Sometimes it's not your equipment nor the data center equipment, but the nodes connecting you in between.
For those who aren't PC savvy, here is how you can see the router your computer is using:
Go to the website ARR Server Status: https://arrstatus.com/
Click on your data center. At the bottom of the list of servers is an IP address for the lobby server. The current ping time from their website to the lobby of Primal, my DC, is 155 ms, which is..... not great. There's a traffic jam on the internet between this website and the lobby server.
Take that IP address, and on Windows, open up a command prompt. Click on Start and type in the letters CMD to open it up.
In the command prompt, type in tracert "server IP address" (without the quotes) and let 'er rip.

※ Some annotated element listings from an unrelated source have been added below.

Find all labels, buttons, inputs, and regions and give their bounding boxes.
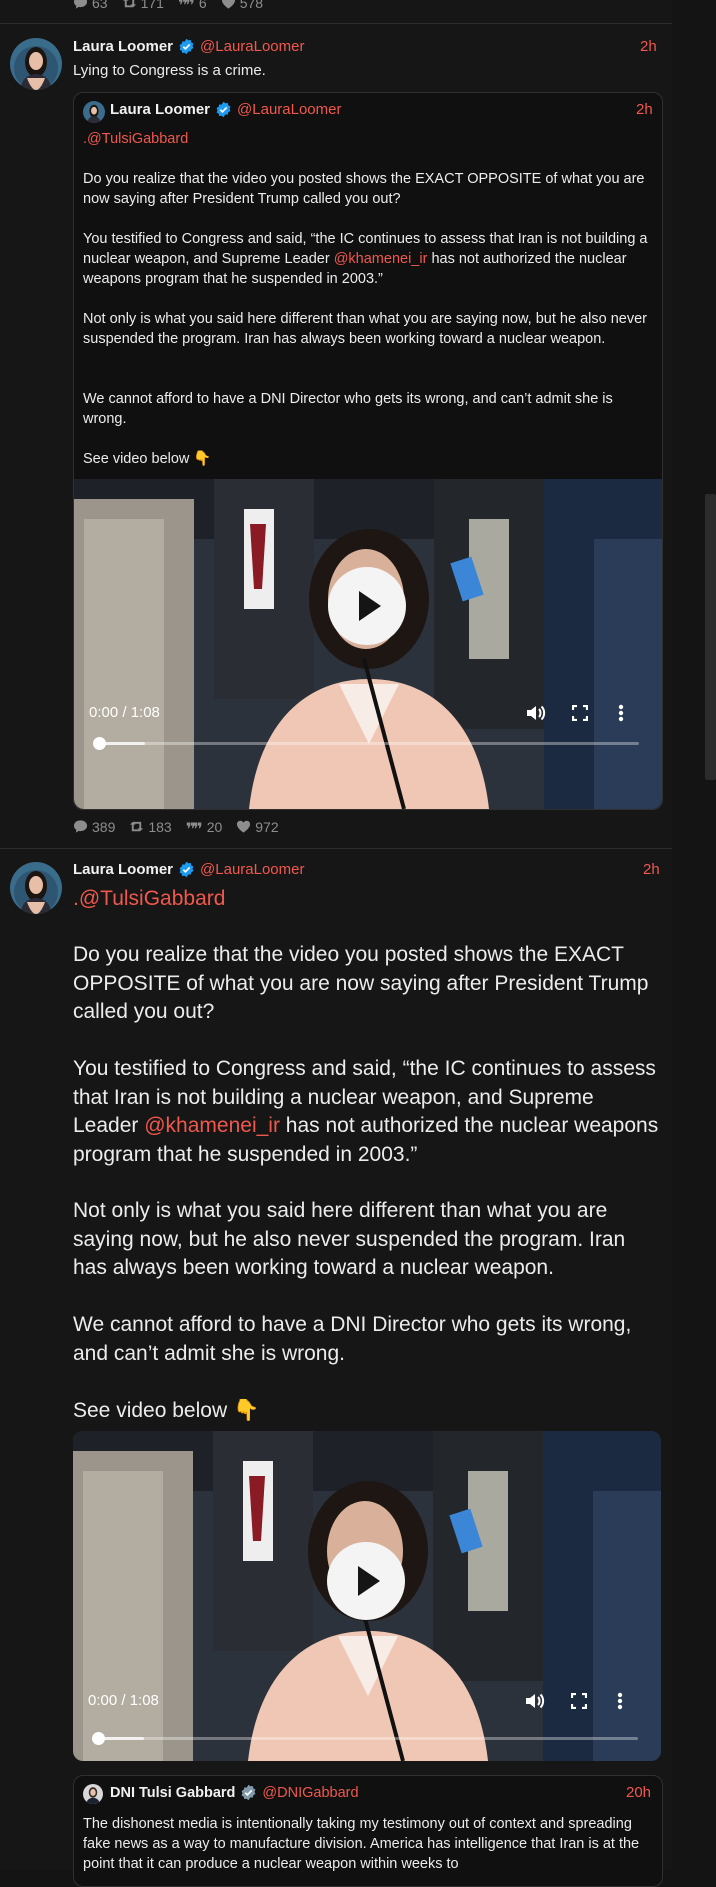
fullscreen-icon[interactable]: [571, 1693, 587, 1709]
post-paragraph: We cannot afford to have a DNI Director …: [73, 1313, 638, 1365]
reply-stat[interactable]: 389: [73, 819, 115, 835]
retweet-stat[interactable]: 171: [122, 0, 164, 11]
heart-icon: [237, 820, 251, 833]
retweet-icon: [130, 821, 144, 832]
quoted-avatar: [83, 101, 105, 123]
scrollbar-thumb[interactable]: [705, 494, 716, 780]
avatar[interactable]: [10, 38, 62, 90]
quoted-paragraph: See video below 👇: [83, 451, 212, 467]
verified-badge-icon: [178, 861, 195, 878]
quoted-author-handle[interactable]: @LauraLoomer: [237, 101, 341, 118]
post-paragraph: Do you realize that the video you posted…: [73, 943, 655, 1023]
timeline-feed: 63 171 ❞❞ 6 578 Laura Loomer @LauraLoome…: [0, 0, 672, 1887]
mention-link[interactable]: @khamenei_ir: [334, 251, 428, 267]
retweet-stat[interactable]: 183: [129, 818, 172, 835]
video-time: 0:00 / 1:08: [89, 704, 160, 721]
quoted-paragraph: Do you realize that the video you posted…: [83, 171, 649, 207]
video-player[interactable]: 0:00 / 1:08: [74, 479, 662, 809]
quoted-avatar: [83, 1784, 103, 1804]
retweet-icon: [122, 0, 136, 8]
mention-link[interactable]: @khamenei_ir: [144, 1114, 280, 1137]
heart-icon: [221, 0, 235, 9]
reply-icon: [73, 0, 88, 9]
post-divider: [0, 848, 672, 849]
video-player[interactable]: 0:00 / 1:08: [73, 1431, 661, 1761]
quote-icon: ❞❞: [185, 820, 203, 839]
like-stat[interactable]: 578: [221, 0, 263, 11]
more-options-icon[interactable]: [618, 704, 624, 722]
author-handle[interactable]: @LauraLoomer: [200, 38, 304, 55]
quoted-author-row: DNI Tulsi Gabbard @DNIGabbard: [110, 1784, 359, 1801]
quoted-author-name[interactable]: Laura Loomer: [110, 101, 210, 118]
quote-stat[interactable]: ❞❞ 6: [177, 0, 207, 15]
more-options-icon[interactable]: [617, 1692, 623, 1710]
quote-count: 6: [198, 0, 207, 11]
play-button[interactable]: [327, 1542, 405, 1620]
author-name[interactable]: Laura Loomer: [73, 38, 173, 55]
retweet-count: 183: [148, 818, 172, 835]
quote-count: 20: [206, 818, 223, 835]
volume-icon[interactable]: [526, 704, 546, 722]
play-button[interactable]: [328, 567, 406, 645]
like-count: 972: [255, 818, 279, 835]
post-timestamp[interactable]: 2h: [643, 861, 660, 878]
progress-knob[interactable]: [92, 1732, 105, 1745]
quoted-paragraph: We cannot afford to have a DNI Director …: [83, 391, 617, 427]
post-text: Lying to Congress is a crime.: [73, 62, 266, 79]
volume-icon[interactable]: [525, 1692, 545, 1710]
reply-stat[interactable]: 63: [73, 0, 108, 11]
post-paragraph: See video below 👇: [73, 1399, 260, 1422]
post-stats: 389 183 ❞❞ 20 972: [73, 818, 279, 839]
reply-count: 63: [92, 0, 108, 11]
author-row: Laura Loomer @LauraLoomer: [73, 861, 304, 878]
quote-stat[interactable]: ❞❞ 20: [185, 818, 223, 839]
quoted-timestamp: 2h: [636, 101, 653, 118]
quoted-paragraph: You testified to Congress and said, “the…: [83, 229, 653, 289]
reply-icon: [73, 820, 88, 833]
verified-badge-icon: [215, 101, 232, 118]
video-time: 0:00 / 1:08: [88, 1692, 159, 1709]
quoted-author-row: Laura Loomer @LauraLoomer: [110, 101, 341, 118]
quoted-timestamp: 20h: [626, 1784, 652, 1801]
quoted-tweet[interactable]: DNI Tulsi Gabbard @DNIGabbard 20h The di…: [73, 1775, 663, 1887]
like-count: 578: [239, 0, 264, 11]
like-stat[interactable]: 972: [236, 818, 279, 835]
quoted-author-name[interactable]: DNI Tulsi Gabbard: [110, 1785, 235, 1801]
post-timestamp[interactable]: 2h: [640, 38, 657, 55]
quoted-text: The dishonest media is intentionally tak…: [83, 1816, 644, 1872]
scrollbar-track[interactable]: [672, 0, 716, 1870]
verified-badge-icon: [178, 38, 195, 55]
post-paragraph: You testified to Congress and said, “the…: [73, 1055, 663, 1169]
avatar[interactable]: [10, 862, 62, 914]
fullscreen-icon[interactable]: [572, 705, 588, 721]
quoted-tweet[interactable]: Laura Loomer @LauraLoomer 2h .@TulsiGabb…: [73, 92, 663, 810]
progress-knob[interactable]: [93, 737, 106, 750]
author-handle[interactable]: @LauraLoomer: [200, 861, 304, 878]
post-paragraph: Not only is what you said here different…: [73, 1199, 632, 1279]
author-name[interactable]: Laura Loomer: [73, 861, 173, 878]
reply-count: 389: [92, 818, 116, 835]
mention-link[interactable]: .@TulsiGabbard: [73, 885, 225, 913]
video-progress-bar[interactable]: [93, 737, 639, 750]
gray-verified-badge-icon: [240, 1784, 257, 1801]
author-row: Laura Loomer @LauraLoomer: [73, 38, 304, 55]
retweet-count: 171: [140, 0, 164, 11]
previous-post-stats: 63 171 ❞❞ 6 578: [73, 0, 263, 15]
video-progress-bar[interactable]: [92, 1732, 638, 1745]
post-divider: [0, 23, 672, 24]
quoted-author-handle[interactable]: @DNIGabbard: [262, 1785, 358, 1801]
mention-link[interactable]: .@TulsiGabbard: [83, 131, 188, 147]
quoted-paragraph: Not only is what you said here different…: [83, 311, 651, 347]
quote-icon: ❞❞: [177, 0, 195, 15]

This is what mine just spit out:
Code:
Tracing route to 204.2.229.10 over a maximum of 30 hops
1 <1 ms <1 ms <1 ms 192.168.1.1
2 * * * Request timed out.
3 8 ms 7 ms 7 ms 096-034-004-140.biz.spectrum.com [96.34.4.140]
4 10 ms 10 ms 10 ms 096-034-072-047.biz.spectrum.com [96.34.72.47]
5 16 ms 15 ms 15 ms bbr02atlnga-bue-3.atln.ga.charter.com [96.34.2.72]
6 14 ms 12 ms 11 ms bbr02atlnga-tge-0-2-0-0.atln.ga.charter.com [96.34.3.111]
7 10 ms 12 ms 10 ms atl-b24-link.ip.twelve99.net [62.115.179.146]
8 12 ms 11 ms 13 ms ae-2.r04.atlnga05.us.bb.gin.ntt.net [129.250.9.21]
9 12 ms 10 ms 11 ms ae-14.r22.atlnga05.us.bb.gin.ntt.net [129.250.5.202]
10 30 ms 32 ms 30 ms ae-6.r21.dllstx14.us.bb.gin.ntt.net [129.250.4.116]
11 75 ms 72 ms 71 ms ae-2.r25.snjsca04.us.bb.gin.ntt.net [129.250.4.154]
12 69 ms * 70 ms ae-5.r24.snjsca04.us.bb.gin.ntt.net [129.250.3.146]
13 76 ms 78 ms 75 ms ae-4.r00.scrmca02.us.bb.gin.ntt.net [129.250.7.57]
14 79 ms 75 ms 76 ms xe-0-1-0-1-1.r00.scrmca02.us.ce.gin.ntt.net [192.80.16.2]
15 74 ms * * 204.2.229.230
16 73 ms 74 ms 75 ms 204.2.229.10
Trace complete.
As you can see, there's two spots between me and the lobby server that have dropped packets. One is just outside the data center, which I imagine is slammed with traffic - and granted, trace route packet pings are lowest priority and many nodes will just reject them, but the node "snjsca04" also dropped a packet and it's not anywhere near the data center yet. (San Jose, I think? Sacramento nodes are cool.)
From what we understand, all it takes is one of those heartbeat communications from the local client to the data center lobby failing too many times to generate 2002. That's a lot of potential points of failure.